Study design: Systematic review and meta-analysis.
Setting: Varied.
Synopsis: Studies that compared commercial rapid influenza tests versus reference standards of PCR or viral culture were included. The 159 rapid tests were evaluated in 119 studies representing 26 different brands of commercial tests. Sixty-two of 119 studies included both adults and children, and 41 studies included children only. Overall, rapid influenza tests had a sensitivity of 62.3% and a specificity of 98.2%. There was a higher sensitivity for children than adults (67% vs. 54%) and a higher sensitivity for influenza A than influenza B (65% vs. 52%). The brand of rapid test made little difference. Most articles reviewed did not include a direct comparison between individual brands of RIDTs.
Bottom line: Rapid influenza diagnostic tests have low sensitivity and high specificity.
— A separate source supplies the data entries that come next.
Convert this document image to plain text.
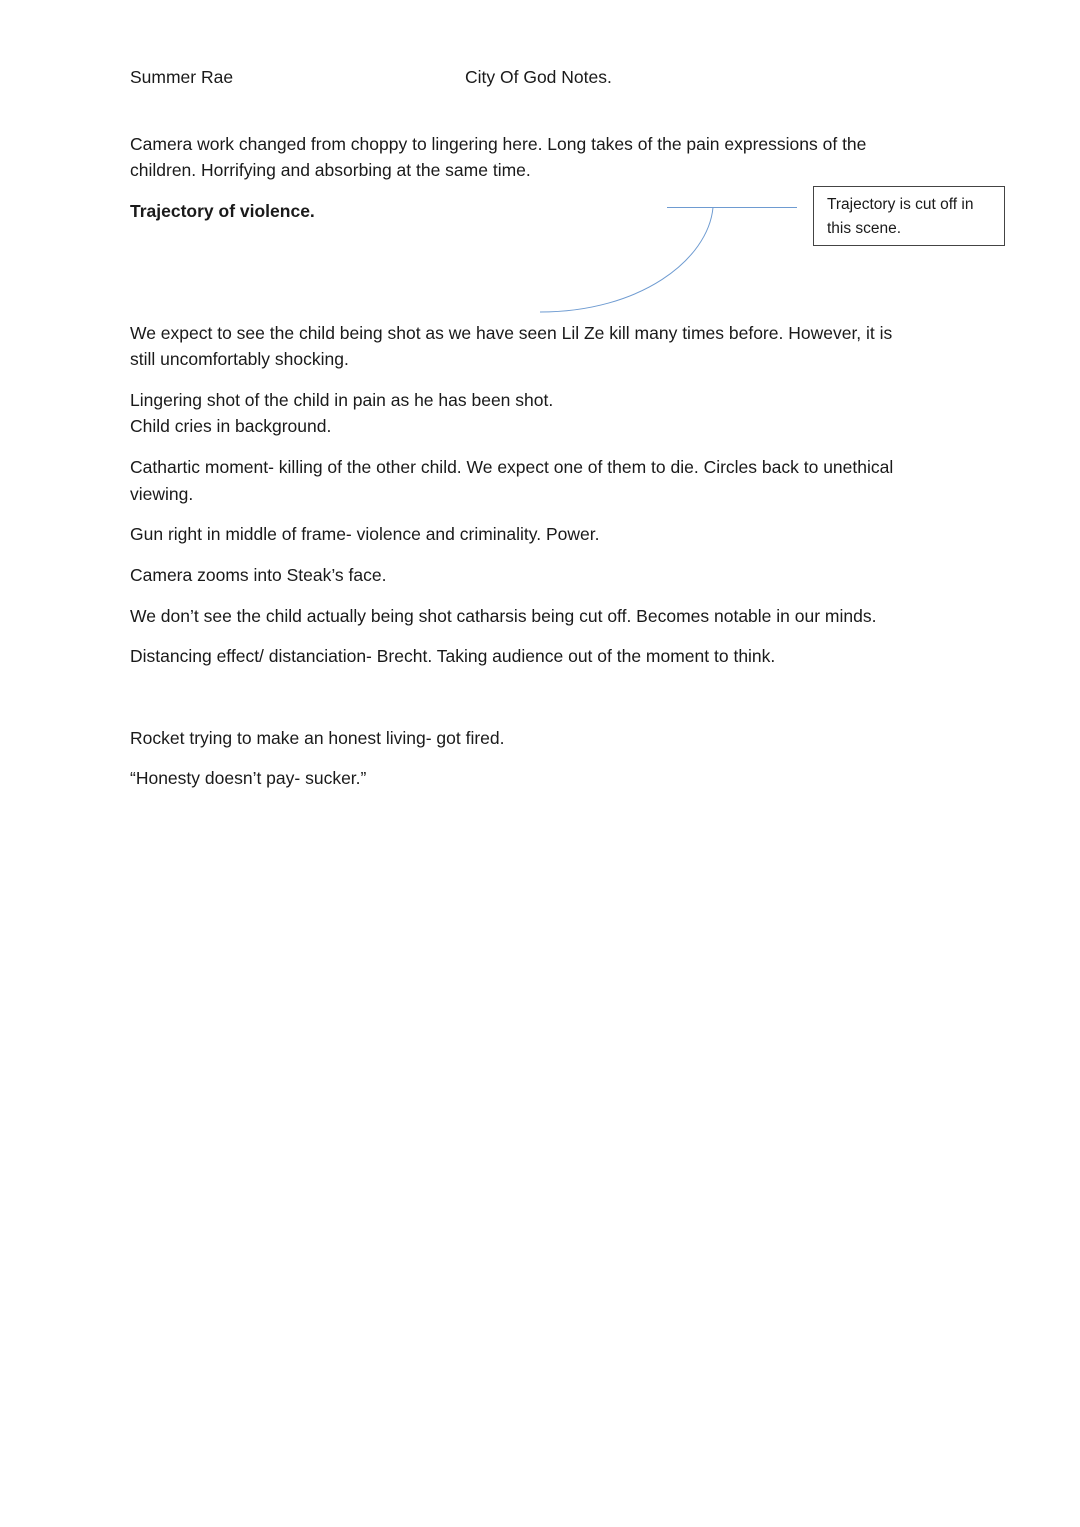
Summer Rae	City Of God Notes.

Camera work changed from choppy to lingering here. Long takes of the pain expressions of the

children. Horrifying and absorbing at the same time.

Trajectory of violence.	Trajectory is cut off in
this scene.

We expect to see the child being shot as we have seen Lil Ze kill many times before. However, it is

still uncomfortably shocking.

Lingering shot of the child in pain as he has been shot.

Child cries in background.

Cathartic moment- killing of the other child. We expect one of them to die. Circles back to unethical

viewing.

Gun right in middle of frame- violence and criminality. Power.

Camera zooms into Steak’s face.

We don’t see the child actually being shot catharsis being cut off. Becomes notable in our minds.

Distancing effect/ distanciation- Brecht. Taking audience out of the moment to think.

Rocket trying to make an honest living- got fired.

“Honesty doesn’t pay- sucker.”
A positive rapid test indicates likely influenza, but a negative test does not rule it out.
Citation: Chartrand C, Leeflang MM, Minion J, Brewer T, Pai M. Accuracy of rapid influenza diagnostic tests: a meta-analysis. Ann Intern Med. 2012;156:500-511.
Multifaceted QI Intervention Increases Adherence to Evidence-Based Therapy in Acute Coronary Syndrome
Clinical question: Does a multipronged approach to QI interventions improve the adherence to evidence-based therapies in acute coronary syndromes?
Background: Despite evidence-based recommendations for the use of antiplatelet medication, anticoagulants, beta-blockers, and statins in the setting of an acute coronary syndrome, adherence to these recommendations is poor, especially in low- to middle-income patients.
Study design: Cluster-randomized, prospective, blinded trial.
Setting: Thirty-six urban, public hospitals in Brazil.
Synopsis: Hospitals were randomly allocated to a multifaceted QI strategy versus routine practice. At each hospital, patients were enrolled in a consecutive manner when they presented to the emergency department with an acute coronary syndrome. The QI intervention included multiple modalities, including checklists in the ED, reminders, case management (by a trained RN) to ensure compliance, and educational materials to the staff (pocket algorithms and interactive web programs).
The primary endpoint was adherence to all available evidence-based therapies in the first 24 hours of management. Patients were more likely to receive all evidence-based therapies in hospitals that received the intervention (67.9% vs. 49.5%, P=0.01). The secondary endpoint (adherence at 24 hours and at discharge) was also significantly in favor of the intervention group (50.9% vs. 31.9%, P=0.03).
The findings might not be applicable to institutions with high adherence rates to evidence-based therapy.
Bottom line: A multifaceted QI intervention improves adherence to evidence-based therapies in urban hospitals in medium-income countries.
Citation: Berwanger O, Guimaraes HP, Lanranjeira LN, et al. Effect of a multifaceted intervention on use of evidence-based therapies in patients with acute coronary syndromes in Brazil: the BRIDGE-ACS randomized trial. JAMA. 2012 [Epub ahead of print].
Rivaroxaban for the Treatment of Acute Pulmonary Embolism
Clinical question: How does the efficacy and safety of rivaroxaban compare with low-molecular-weight heparin (LMWH) plus vitamin K antagonist (VKA) for treatment of acute pulmonary embolism (PE)?
Background: Data support the use of rivaroxaban for stroke prevention in atrial fibrillation, for VTE prophylaxis after orthopedic surgery, and for the treatment of acute coronary syndromes and acute deep vein thromboses. The EINSTEIN-PE investigators now study rivaroxaban for the treatment of acute symptomatic PE.
Study design: Randomized, open-label, noninferiority trial.
Setting: Two hundred sixty-three sites in 38 countries.
Synopsis: The investigators enrolled 4,832 patients with acute symptomatic PE (with or without DVT). Rivaroxaban alone was compared with standard therapy (enoxaparin followed by VKA to an international normalized ratio [INR] of 2 to 3) for three, six, or 12 months. The mean study duration was nine months. INR was in the therapeutic range 62.7% of the time.